505 Downloads Updated 1 month ago
ollama run isotnek/qwen3.5:9B-Unsloth-UD-Q4_K_XL
This is an Unsloth quantization of Qwen3.5-9B. For a full list of other quants, the linked Unsloth HF repo is a great source. This specific quant was selected because of the analysis in this blog post, which found that this quant is a good balance of performance preservation and model size reduction.
This model is text-only because Ollama doesn’t yet support specifying mmproj files when creating Ollama Modelfiles with GGUFs. Still, this is a great model made better & faster by the good folks at Unsloth.

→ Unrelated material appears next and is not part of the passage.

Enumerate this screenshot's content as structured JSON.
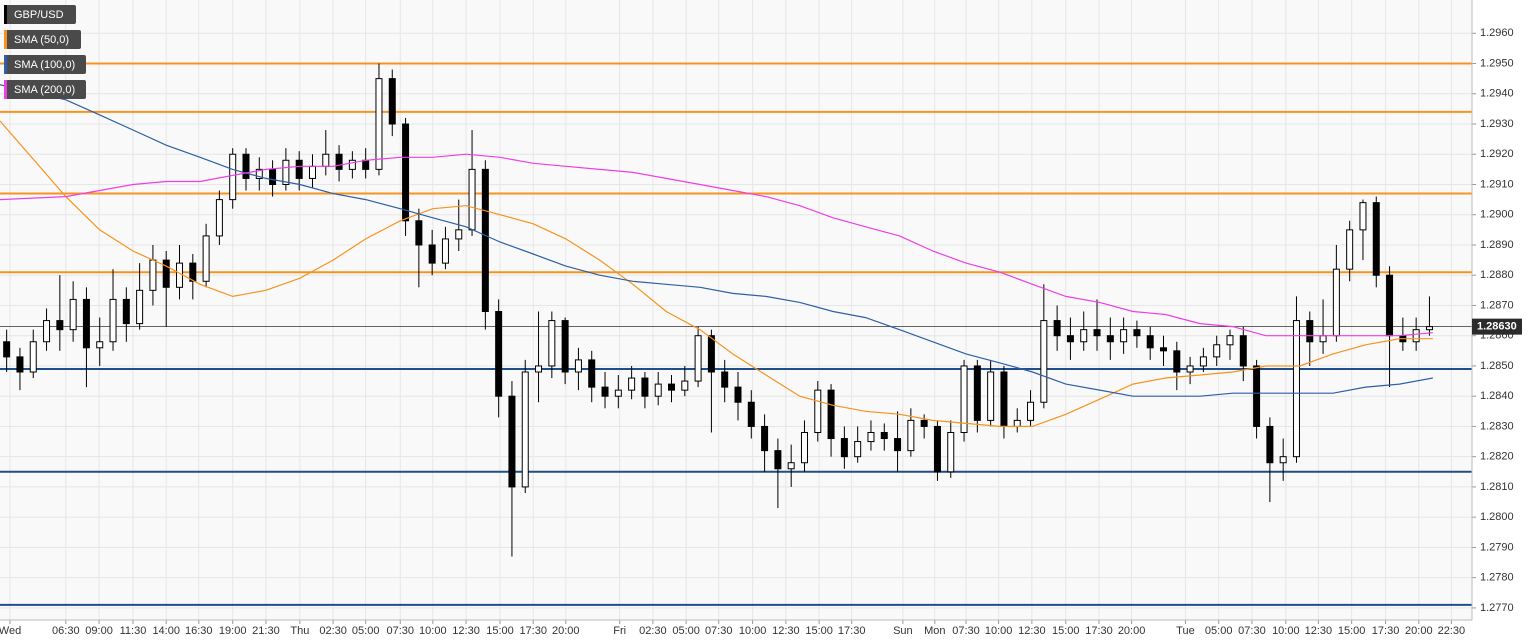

This model is set to reason by default. To disable reasoning in the Ollama CLI you can run:
ollama run isotnek/qwen3.5:9B-Unsloth-UD-Q4_K_XL
and then enter “/set nothink” in the chat window.
To run this (and other models in the linked Unsloth repo) for multimodal inference, I recommend instead using llama.cpp. To do so, download your desired model GGUF and mmproj-*.gguf files, and then:
brew install llama.cpp
llama-server \
-m ./Qwen3.5-9B-UD-Q4_K_XL.gguf \ # or your preferred model file, if different
--mmproj ./mmproj-BF16.gguf \ # or your preferred mmproj, if different
--host 0.0.0.0 \
--port 8080 \
-ngl 99 # enables the use of Apple's metal accelerator
and to run inference:
curl http://localhost:8080/v1/chat/completions \
-H "Content-Type: application/json" \
-d '{
"model": "qwen",
"messages": [{
"role": "user",
"content": [
{"type": "text", "text": "What is in this image?"},
{"type": "image_url", "image_url": {"url": "data:image/jpeg;base64,'$(base64 -i /Path/To/Your/Image.png)'"}}
]
}]
}'